A symbol table is an unordered collection of bindings. A binding consists of a key and a value. A key is a string that uniquely identifies its binding; a value is data that is somehow pertinent to its key. A symbol table allows its client to insert (put) new bindings, to retrieve (get) the values of bindings with specified keys, and to remove bindings with specified keys. Symbol tables are used often in programming systems; compilers, assemblers, and execution profilers use them extensively.
There are several reasonable ways to implement a symbol table. A simple implementation might store the bindings in a linked list. Linked lists are described in Section 2.7 of The Practice of Programming (Kernighan and Pike) and Section 17.5 of C Programming: A Modern Approach (King). A more efficient implementation might use a hash table. Hash tables are described in Section 2.9 of The Practice of Programming, Section 6.6 of The C Programming Language (Kernighan and Ritchie), Chapter 8 of C Interfaces and Implementations (Hanson), and Chapter 14 of Algorithms in C, Parts 1-4 (Sedgewick).
Your task in this assignment is to create an ADT named "SymTable". Each instance of the SymTable ADT should be a symbol table. You should design your SymTable ADT so it is "generic." That is, you should design your SymTable so its values are void pointers, and thus can point to data of any type.
You should create two implementations of your SymTable ADT: one that uses a linked list and another that uses a hash table.
A subsequent assignment will ask you to create a program that is a client of your SymTable ADT.
The SymTable interface should be stored in a file named symtable.h. It should contain these function declarations:
SymTable_new() should return a new SymTable_T that contains no bindings.SymTable_T SymTable_new(void); void SymTable_free(SymTable_T oSymTable); int SymTable_getLength(SymTable_T oSymTable); int SymTable_put(SymTable_T oSymTable, const char *pcKey, const void *pvValue); int SymTable_remove(SymTable_T oSymTable, const char *pcKey);int SymTable_contains(SymTable_T oSymTable, const char *pcKey); void *SymTable_get(SymTable_T oSymTable, const char *pcKey); void SymTable_map(SymTable_T oSymTable, void (*pfApply)(const char *pcKey, void *pvValue, void *pvExtra), const void *pvExtra);
SymTable_free() should free all memory occupied by oSymTable. If oSymTable is NULL, then the function should do nothing.

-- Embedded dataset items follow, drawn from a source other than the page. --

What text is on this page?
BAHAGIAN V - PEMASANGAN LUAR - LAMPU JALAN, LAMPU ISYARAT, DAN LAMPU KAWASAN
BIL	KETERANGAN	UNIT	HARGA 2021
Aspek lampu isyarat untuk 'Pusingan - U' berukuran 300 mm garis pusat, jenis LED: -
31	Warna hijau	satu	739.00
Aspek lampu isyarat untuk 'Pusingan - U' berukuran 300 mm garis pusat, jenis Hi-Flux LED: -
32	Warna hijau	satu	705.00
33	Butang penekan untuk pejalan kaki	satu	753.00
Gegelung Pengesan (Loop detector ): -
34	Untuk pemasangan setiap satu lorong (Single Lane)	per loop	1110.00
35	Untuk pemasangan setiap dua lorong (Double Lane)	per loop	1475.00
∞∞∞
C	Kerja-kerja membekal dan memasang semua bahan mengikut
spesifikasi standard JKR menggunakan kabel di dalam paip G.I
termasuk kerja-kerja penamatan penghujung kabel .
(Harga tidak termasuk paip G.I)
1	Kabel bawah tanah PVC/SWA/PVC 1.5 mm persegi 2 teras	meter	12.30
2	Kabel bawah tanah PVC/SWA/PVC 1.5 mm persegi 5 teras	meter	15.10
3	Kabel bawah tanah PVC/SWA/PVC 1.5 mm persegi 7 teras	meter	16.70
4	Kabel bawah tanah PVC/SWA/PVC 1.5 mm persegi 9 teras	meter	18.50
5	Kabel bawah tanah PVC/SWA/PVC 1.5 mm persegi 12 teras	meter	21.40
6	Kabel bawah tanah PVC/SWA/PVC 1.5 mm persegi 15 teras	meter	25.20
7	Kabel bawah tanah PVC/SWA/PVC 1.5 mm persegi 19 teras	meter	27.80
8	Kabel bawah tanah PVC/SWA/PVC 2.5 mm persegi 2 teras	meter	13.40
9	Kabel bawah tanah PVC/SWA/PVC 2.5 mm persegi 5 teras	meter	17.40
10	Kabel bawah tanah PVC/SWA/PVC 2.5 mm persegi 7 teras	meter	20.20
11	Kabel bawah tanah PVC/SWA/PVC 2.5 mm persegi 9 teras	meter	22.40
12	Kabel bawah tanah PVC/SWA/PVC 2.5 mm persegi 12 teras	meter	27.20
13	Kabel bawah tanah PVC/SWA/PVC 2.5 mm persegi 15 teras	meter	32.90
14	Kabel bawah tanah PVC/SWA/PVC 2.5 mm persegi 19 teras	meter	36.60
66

SymTable_getLength() should return the number of bindings in oSymTable. It should be a checked runtime error for oSymTable to be NULL.
If no binding with key pcKey exists in oSymTable, then SymTable_put() should add a new binding to oSymTable consisting of key pcKey and value pvValue, and should return 1 (TRUE). Otherwise the function should not change oSymTable, and should return 0 (FALSE). It should be a checked runtime error for oSymTable or pcKey to be NULL.
If a binding with key pcKey exists within oSymTable, then SymTable_remove() should remove that binding from oSymTable and should return 1 (TRUE). Otherwise the function should not change oSymTable, and should return 0 (FALSE). It should be a checked runtime error for oSymTable or pcKey to be NULL.
SymTable_contains() should return 1 (TRUE) if oSymTable contains a binding whose key is pcKey, and 0 (FALSE) otherwise. It should be a checked runtime error for oSymTable or pcKey to be NULL.
SymTable_get() should return the value of the binding within oSymTable whose key is pcKey, or NULL if no such binding exists. It should be a checked runtime error for oSymTable or pcKey to be NULL.
SymTable_map() should apply function *pfApply to each binding in oSymTable, passing pvExtra as an extra parameter. It should be a checked runtime error for oSymTable or pfApply to be NULL.
A SymTable should "own" its keys. That is, the SymTable_put function should not simply store the value of pcKey within the binding that it creates. Rather, the SymTable_put function should make a copy of string pcKey, and store the address of that copy within the new binding. You will find the standard C functions strlen() and malloc() useful for making the copy. Conversely, a SymTable should not own its values. Indeed it cannot own its values; since is cannot determine the types of its values, it cannot create copies of them.Your SymTable linked list implementation should:
#define HASH_MULTIPLIER 65599U ... static int SymTable_hash(const char *pcKey, int iBucketCount) /* Return a hash code for pcKey that is between 0 and iBucketCount-1, inclusive. Adapted from the Spring 2005 COS 217 lecture notes. */ { int i; unsigned int uiHash = 0U; for (i = 0; pcKey[i] != '\0'; i++) uiHash = uiHash * HASH_MULTIPLIER + (unsigned int)pcKey[i]; return (int)(uiHash % (unsigned int)iBucketCount); }See page 578 of the Sedgewick textbook for an alternative.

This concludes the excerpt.